How I spent my Summer Vacation.
The perfect essay question. Virtually everyone has had to fill a blank sheet of paper with the intimate details of their time away from school at one time or another. And many a teacher have filled their first day back with students discussing the various activities or trips the latter took on over the Summer.
This might not always be the case, though, if State Senator Eric Kearney has anything to say about it
Kearney, a Democrat from Cincinnati, has proposed legislation that would tack on an additional forty days to both public and charter schools throughout the state of Ohio. Why would he do this?
“My goal is to make Ohio students competitive in the global market place.” Kearney said in a public statement. “In the world’s leading economies, students go to school substantially longer than students in Ohio.”
Kearney goes on to site students from poorer families, and the disadvantages they face in terms of academic activities outside of school, as further reason this change is necessary.
Is it practical, though?
“It’s very easy to say you want things a certain way,” said Larry Long, Superintendent of the Millcreek-West Unity School District, “but I don’t think they’ve looked at everything.”
In particular, Long emphasized the family activities all too commonly associated with Summer, such as vacations or farming.

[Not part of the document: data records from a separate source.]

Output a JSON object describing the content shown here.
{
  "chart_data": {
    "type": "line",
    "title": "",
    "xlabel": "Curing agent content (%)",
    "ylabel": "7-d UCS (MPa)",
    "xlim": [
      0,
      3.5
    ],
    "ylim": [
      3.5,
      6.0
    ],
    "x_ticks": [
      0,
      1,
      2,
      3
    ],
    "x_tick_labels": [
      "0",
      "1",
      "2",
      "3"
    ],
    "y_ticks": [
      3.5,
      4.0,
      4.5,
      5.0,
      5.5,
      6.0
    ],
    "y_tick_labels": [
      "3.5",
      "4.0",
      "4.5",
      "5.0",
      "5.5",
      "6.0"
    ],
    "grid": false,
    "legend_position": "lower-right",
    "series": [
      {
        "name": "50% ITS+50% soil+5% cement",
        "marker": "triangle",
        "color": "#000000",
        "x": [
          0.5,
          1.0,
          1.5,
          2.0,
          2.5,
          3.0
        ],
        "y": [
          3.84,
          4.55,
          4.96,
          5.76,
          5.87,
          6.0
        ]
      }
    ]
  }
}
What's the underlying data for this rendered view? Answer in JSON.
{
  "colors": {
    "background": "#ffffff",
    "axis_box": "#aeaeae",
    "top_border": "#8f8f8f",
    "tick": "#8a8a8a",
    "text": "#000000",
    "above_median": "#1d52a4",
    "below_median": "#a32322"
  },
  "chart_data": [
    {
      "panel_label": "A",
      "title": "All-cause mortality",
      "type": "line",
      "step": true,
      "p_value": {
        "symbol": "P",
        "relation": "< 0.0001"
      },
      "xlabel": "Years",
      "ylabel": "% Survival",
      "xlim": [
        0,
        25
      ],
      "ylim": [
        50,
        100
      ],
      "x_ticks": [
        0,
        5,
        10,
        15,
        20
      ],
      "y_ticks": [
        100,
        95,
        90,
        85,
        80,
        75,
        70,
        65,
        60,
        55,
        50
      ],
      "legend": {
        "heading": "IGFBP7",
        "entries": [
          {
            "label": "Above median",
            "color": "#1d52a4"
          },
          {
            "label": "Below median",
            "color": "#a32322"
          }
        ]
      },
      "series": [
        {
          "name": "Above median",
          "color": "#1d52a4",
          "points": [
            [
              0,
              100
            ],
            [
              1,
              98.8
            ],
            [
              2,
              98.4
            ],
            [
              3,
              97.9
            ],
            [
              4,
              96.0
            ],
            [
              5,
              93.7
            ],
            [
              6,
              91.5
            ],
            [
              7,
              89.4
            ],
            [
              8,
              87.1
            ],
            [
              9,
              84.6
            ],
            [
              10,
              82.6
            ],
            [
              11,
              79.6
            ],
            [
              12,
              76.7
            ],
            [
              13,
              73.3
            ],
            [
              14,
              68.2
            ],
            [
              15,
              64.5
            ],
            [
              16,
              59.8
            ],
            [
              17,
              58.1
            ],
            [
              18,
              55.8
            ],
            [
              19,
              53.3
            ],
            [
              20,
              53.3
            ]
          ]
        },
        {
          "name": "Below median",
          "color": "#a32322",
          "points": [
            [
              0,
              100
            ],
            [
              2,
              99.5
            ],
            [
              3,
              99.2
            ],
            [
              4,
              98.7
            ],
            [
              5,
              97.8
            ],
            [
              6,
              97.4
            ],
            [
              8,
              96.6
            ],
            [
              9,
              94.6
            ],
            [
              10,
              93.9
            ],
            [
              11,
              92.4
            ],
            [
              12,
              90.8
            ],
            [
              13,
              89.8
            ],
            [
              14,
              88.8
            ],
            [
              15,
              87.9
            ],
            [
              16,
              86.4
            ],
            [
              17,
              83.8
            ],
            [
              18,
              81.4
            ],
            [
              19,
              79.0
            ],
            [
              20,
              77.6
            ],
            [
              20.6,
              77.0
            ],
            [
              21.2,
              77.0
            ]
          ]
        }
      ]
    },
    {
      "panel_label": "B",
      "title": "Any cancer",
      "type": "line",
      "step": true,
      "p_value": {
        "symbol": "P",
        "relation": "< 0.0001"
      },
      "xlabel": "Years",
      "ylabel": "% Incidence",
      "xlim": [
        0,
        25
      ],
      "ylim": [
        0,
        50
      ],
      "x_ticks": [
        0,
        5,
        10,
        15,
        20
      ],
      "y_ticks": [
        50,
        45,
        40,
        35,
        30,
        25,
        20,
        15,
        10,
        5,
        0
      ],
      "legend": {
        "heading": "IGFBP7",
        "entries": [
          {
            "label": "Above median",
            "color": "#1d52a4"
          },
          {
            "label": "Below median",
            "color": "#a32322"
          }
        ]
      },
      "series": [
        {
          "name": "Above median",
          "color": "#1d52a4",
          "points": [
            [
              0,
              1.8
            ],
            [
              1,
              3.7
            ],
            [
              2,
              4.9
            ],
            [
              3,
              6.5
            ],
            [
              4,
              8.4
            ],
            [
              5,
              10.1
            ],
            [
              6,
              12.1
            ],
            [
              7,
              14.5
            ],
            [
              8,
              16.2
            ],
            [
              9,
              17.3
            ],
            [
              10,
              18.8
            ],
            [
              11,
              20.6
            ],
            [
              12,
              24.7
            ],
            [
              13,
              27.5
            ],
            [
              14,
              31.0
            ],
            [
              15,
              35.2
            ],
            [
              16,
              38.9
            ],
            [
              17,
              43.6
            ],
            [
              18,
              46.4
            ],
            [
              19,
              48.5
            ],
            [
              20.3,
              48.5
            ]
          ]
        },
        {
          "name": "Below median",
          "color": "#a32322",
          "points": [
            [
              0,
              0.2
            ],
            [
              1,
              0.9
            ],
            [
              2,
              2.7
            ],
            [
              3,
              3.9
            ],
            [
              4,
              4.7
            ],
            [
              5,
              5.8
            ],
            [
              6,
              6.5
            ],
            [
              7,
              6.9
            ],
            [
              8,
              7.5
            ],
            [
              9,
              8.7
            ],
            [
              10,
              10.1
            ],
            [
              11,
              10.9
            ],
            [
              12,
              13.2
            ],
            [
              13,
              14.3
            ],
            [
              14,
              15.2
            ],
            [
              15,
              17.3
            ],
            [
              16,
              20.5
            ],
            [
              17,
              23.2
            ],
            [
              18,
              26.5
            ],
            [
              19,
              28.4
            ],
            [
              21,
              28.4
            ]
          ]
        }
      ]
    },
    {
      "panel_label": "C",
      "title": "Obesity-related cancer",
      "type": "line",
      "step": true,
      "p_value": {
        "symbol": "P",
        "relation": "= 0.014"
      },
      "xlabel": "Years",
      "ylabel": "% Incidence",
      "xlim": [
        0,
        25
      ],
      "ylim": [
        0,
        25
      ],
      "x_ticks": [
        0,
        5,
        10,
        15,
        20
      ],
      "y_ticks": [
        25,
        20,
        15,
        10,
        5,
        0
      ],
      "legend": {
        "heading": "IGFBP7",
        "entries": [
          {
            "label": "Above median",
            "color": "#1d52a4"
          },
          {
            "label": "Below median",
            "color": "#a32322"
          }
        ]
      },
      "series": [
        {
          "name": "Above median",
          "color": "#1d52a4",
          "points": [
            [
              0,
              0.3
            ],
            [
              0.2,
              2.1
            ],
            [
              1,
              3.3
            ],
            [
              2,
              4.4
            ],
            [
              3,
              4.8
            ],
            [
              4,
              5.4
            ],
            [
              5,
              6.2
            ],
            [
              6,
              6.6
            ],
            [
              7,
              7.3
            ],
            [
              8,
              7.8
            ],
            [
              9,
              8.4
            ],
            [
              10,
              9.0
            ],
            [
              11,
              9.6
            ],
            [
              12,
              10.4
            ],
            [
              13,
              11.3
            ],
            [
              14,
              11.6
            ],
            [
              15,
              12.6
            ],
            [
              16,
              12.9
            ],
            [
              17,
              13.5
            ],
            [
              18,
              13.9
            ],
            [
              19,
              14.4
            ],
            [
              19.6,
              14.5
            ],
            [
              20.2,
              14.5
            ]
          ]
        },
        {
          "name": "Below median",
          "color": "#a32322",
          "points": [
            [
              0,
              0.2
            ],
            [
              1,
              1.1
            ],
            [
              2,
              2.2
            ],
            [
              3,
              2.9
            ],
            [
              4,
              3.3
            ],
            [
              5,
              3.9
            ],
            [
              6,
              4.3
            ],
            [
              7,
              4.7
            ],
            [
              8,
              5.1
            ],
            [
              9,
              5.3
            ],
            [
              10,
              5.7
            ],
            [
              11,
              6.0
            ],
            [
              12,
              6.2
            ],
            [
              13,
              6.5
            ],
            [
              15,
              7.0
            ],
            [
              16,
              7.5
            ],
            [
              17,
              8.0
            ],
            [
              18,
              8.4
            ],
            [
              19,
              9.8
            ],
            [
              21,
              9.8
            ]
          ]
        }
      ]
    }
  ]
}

Cramming vacations into a single month may not be possible for many, as those parents who work throughout the Summer would all be requesting the same period of time off from their jobs. Entire industries would simply have to cease functioning for a month, and many of them aren’t going to do that.
In rural communities like those in Williams and Fulton Counties, the Summer Season is a crucial time of year. Fathers and mothers rely on their children to carry some of the workload, preparing the younger generations to take over the farm one day. That tradition, as well as the money earned during this time, would be greatly diminished under this proposal.
“I think it’s a bigger factor than the school district.” Long claimed of the family issues.
There would be some issues with the districts, however.
“I can’t imagine any of our employees would be willing to work those amount of days for the same pay.” Long pointed out.
And with the state of Ohio funding public schools, especially those in rural areas, less and less, it doesn’t seem like a massive stretch that the burden of paying increased wages for school employees would be put back onto local taxpayers.
Then there are other issues such as when building maintenance and cleaning would take place. Custodial staff typically take the whole Summer to give their schools and buses a good once over. When would they be able to do that if students occupied the building almost year round? And what about those buildings that don’t have air conditioning installed?
Not to mention that, with all the state requires of teachers, many of them need to complete further coursework at universities during the Summer. There would also be the question of when they would be able to do that under the proposed plan.
Tourism would also be a consideration. Summer hotspots such as Cedar Point and King’s Island higher a decent amount of high school kids during their busy season.
“I would think they would be against this.” Proclaimed Stryker Local Schools Superintendent Nate Johnson.
Actually, Johnson has a few concerns of his own regarding the extra days legislation.
Perhaps the most prominent of these would be in regard to state testing. With the current system, students end their testing with around a week to go before Summer Vacation begins. This gives the students a well deserved break for their hard work prepping for and taking the standardized tests. Adding days to the school year could take that break away, if testing dates aren’t moved.
“Extending after that date would be a disservice to the students.” Johnson stated.
Johnson also expressed his frustration that legislators are the ones pushing these kinds of decisions. The Ohio Department of Education was to orchestrate policies in this realm, but are currently being dictated to by said legislators. The biggest issue with this model is that it is difficult to believe a congressman can encourage these choices without having an intimate knowledge of what goes on in the classroom.
“It would be nice if the legislators actually talked to us,” Johnson offered. “(If they’d) work with us instead of directing us.”
Overall, there seem to be a plethora of variables at play with this new proposal, with many of them not even fully understood as of yet. As this bill is still in the early stages of the process, legislators may want to iron out the plan before passing it.
“In theory, I think it may have some benefits,” stated Long, “but, in practicality, there are some issues and concerns that need to be addressed.”
As for what the future holds for area schools, Johnson isn’t incredibly worried.
“No matter what has been thrown at us, schools have always evolved.”
How that evolution would look is anybody’s guess. In fact, that would make for a great essay question.